After the first twelve chapters, I have three additions to the theme of the protagonist’s self-dividedness. One is Clarissa’s criticism that Joe is emotionally cut off, because “You’re making calculations that I’ll never know about. Some inner double-entry bookkeeping…” (1, p. 111).

The second is the issue of bisexuality, whose possible relation to multiple personality I discussed recently. So far, nobody has raised the issue of homosexuality as it relates to Jed Parry’s psychotic delusion of mutual love between him and Joe (the protagonist).

Why hasn’t Joe asked Jed if he is homosexual?
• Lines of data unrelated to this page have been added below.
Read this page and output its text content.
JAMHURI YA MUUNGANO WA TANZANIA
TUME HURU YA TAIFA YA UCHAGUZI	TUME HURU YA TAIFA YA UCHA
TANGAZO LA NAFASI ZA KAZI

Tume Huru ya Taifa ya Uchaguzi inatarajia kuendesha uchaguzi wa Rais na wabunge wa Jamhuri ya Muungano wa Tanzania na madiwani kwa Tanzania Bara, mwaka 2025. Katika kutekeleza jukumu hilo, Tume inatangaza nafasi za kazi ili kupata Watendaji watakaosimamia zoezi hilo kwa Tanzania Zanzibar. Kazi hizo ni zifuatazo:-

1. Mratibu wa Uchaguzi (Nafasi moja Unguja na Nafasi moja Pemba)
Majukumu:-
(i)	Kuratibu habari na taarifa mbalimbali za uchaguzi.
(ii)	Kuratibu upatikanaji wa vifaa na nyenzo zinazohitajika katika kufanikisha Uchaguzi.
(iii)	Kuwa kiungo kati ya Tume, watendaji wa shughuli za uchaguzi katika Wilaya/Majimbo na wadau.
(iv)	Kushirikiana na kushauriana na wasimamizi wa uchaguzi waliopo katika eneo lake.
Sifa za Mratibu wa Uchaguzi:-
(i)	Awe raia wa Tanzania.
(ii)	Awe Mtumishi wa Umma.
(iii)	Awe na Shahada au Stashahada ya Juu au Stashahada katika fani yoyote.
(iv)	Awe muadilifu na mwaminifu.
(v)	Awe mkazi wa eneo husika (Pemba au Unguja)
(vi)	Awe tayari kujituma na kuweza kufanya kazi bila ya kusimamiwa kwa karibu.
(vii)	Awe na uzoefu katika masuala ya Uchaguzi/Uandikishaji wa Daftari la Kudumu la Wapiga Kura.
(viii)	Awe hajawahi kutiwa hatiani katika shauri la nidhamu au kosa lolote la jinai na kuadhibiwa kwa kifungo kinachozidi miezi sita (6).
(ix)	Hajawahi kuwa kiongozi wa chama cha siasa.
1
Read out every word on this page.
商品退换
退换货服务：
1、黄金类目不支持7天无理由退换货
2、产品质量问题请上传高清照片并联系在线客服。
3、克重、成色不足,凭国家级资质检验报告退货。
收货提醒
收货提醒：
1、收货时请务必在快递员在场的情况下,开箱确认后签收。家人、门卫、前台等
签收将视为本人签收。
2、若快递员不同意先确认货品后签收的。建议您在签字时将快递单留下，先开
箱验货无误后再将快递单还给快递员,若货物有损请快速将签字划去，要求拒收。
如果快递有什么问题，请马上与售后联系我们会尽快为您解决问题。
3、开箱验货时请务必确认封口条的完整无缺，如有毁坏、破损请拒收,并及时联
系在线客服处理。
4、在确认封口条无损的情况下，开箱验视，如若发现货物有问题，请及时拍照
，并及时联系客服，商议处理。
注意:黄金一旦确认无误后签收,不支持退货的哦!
Why hasn’t Joe told Jed Parry to leave him alone because he, Joe, is not homosexual? Why hasn’t Clarissa raised the issue of why this man is harassing Joe, the man she lives with? Why hasn’t Joe asked Jed Parry if homosexuality is consistent with Jed’s avowed religious beliefs? In short, why hasn’t the issue been raised by any of them, unless they all tacitly assume that everyone is bisexual?

The third possible addition to the theme of the protagonist’s self-dividedness is the question he raises about his own memory. He says he has “a quarter memory” (1, p. 95) having to do with the “the key word…curtain” (1, pp. 95-96). He doesn’t know what it means. And when Jed Parry makes the psychotic allegation that Joe is sending “signals” to him, Joe thinks that maybe there is a connection to curtains, “a curtain used as a signal” (1, p. 98). I don’t know what will be made of this later in novel, but a puzzling inaccessibility of memories, as if a person had multiple memory banks, is a basic issue in multiple personality.

Added June 28, 2019: In chapter 14, Joe (protagonist) suddenly recalls that the curtain as a signal was part of a case report by French psychiatrist De Clerambault, regarding a French woman who had never met, but loved, King George the Fifth. She had the delusion that the king loved her in return, and thought that he used the curtains in the windows of Buckingham Palace to signal to her. Thus, the prototypical case of de Clerambault’s syndrome was heterosexual, and the object of the delusion was a king (1, p. 133), not a freelance writer.

1. Ian McEwan. Enduring Love. New York, Nan A. Talese/Doubleday, 1997.